Short-term ‘Winter Plan’ cold comfort for frontline healthcare workers - David Cullinane TD
Sinn Féin spokesperson on Health, David Cullinane TD, has criticised the Minister for Health’s Winter Plan, saying that it has come too late to make a difference this winter.
He said that the time to plan for this winter was last year’s budget, and the time to plan for next winter was the budget just gone.
Teachta Cullinane said that last year’s winter plan has not yet been fully implemented, and that additional beds announced in February are not even planned for delivery this year.
The Waterford TD criticised the government’s reactive approach to managing the health service, saying that the many long-term problems cannot be solved by throwing short term one-year plans at them.
Teachta Cullinane said:
“The winter plan announced today will be cold comfort for healthcare workers on the frontline, who are bracing for another horrendous winter. They know that October is far too late to start planning for winter.
“The time to plan for this winter was last year’s budget, and now is the time to plan for next winter. The winter plan also fails to recognise that our hospitals are in crisis year-round, not only during winter.
“There is no additional funding for this plan, and there is no lead-in time to get new measures up and running. The many long-term problems cannot be solved by throwing short term one-year plans at them.
“The 72 beds announced in the HSE’s service plan in February haven't even been delivered yet and are not even due to be delivered this year.
“Sinn Féin set out a clear multi-annual plan for the health service in our alternative budget this year, which would be funded over a 10-year period to cut long waits.
“This government’s reactive, crisis management approach to healthcare is part of the problem.
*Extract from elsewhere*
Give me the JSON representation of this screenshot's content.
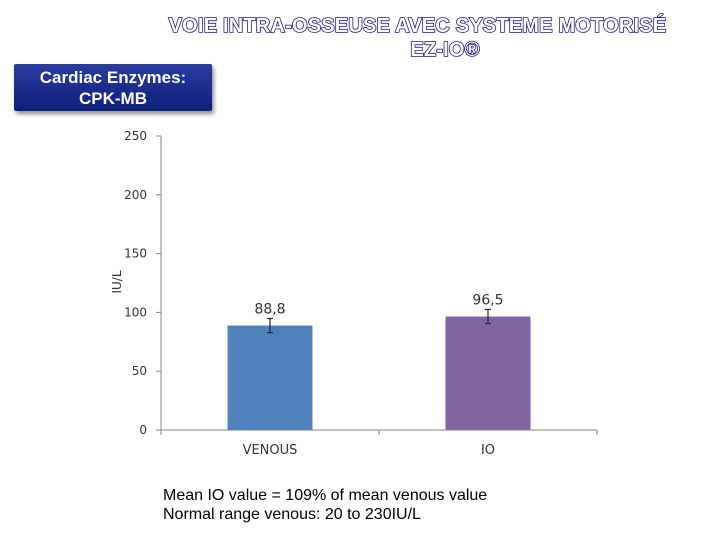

The Health Service cannot open new beds at the drop of a hat.
“Waiting lists are up more than 30,000 already this year, and emergency department waits are on average 12 hours for admitted patients. The Minister’s short-term waiting list plan is, as predicted, 65,000 appointments behind target.
“There are almost 1,000 consultant posts which are either vacant or filled on a temporary basis, we still don’t have a new consultant contract, and the Minister has yet to resolve the dispute with junior doctors.
“This plan, as we saw as well in the Budget for 2023, relies far too heavily on outsourcing to the private sector instead of increased investment in the public service.
“It will also do nothing for the tens of thousands of children with disabilities or mental health challenges who are languishing on months-long waiting lists for access to services.
“It is a short-term plan for acute hospitals which pales in comparison to the investments and reforms necessary across acute, community, and primary care which are needed to reduce pressure on the health service during the winter and year-round.”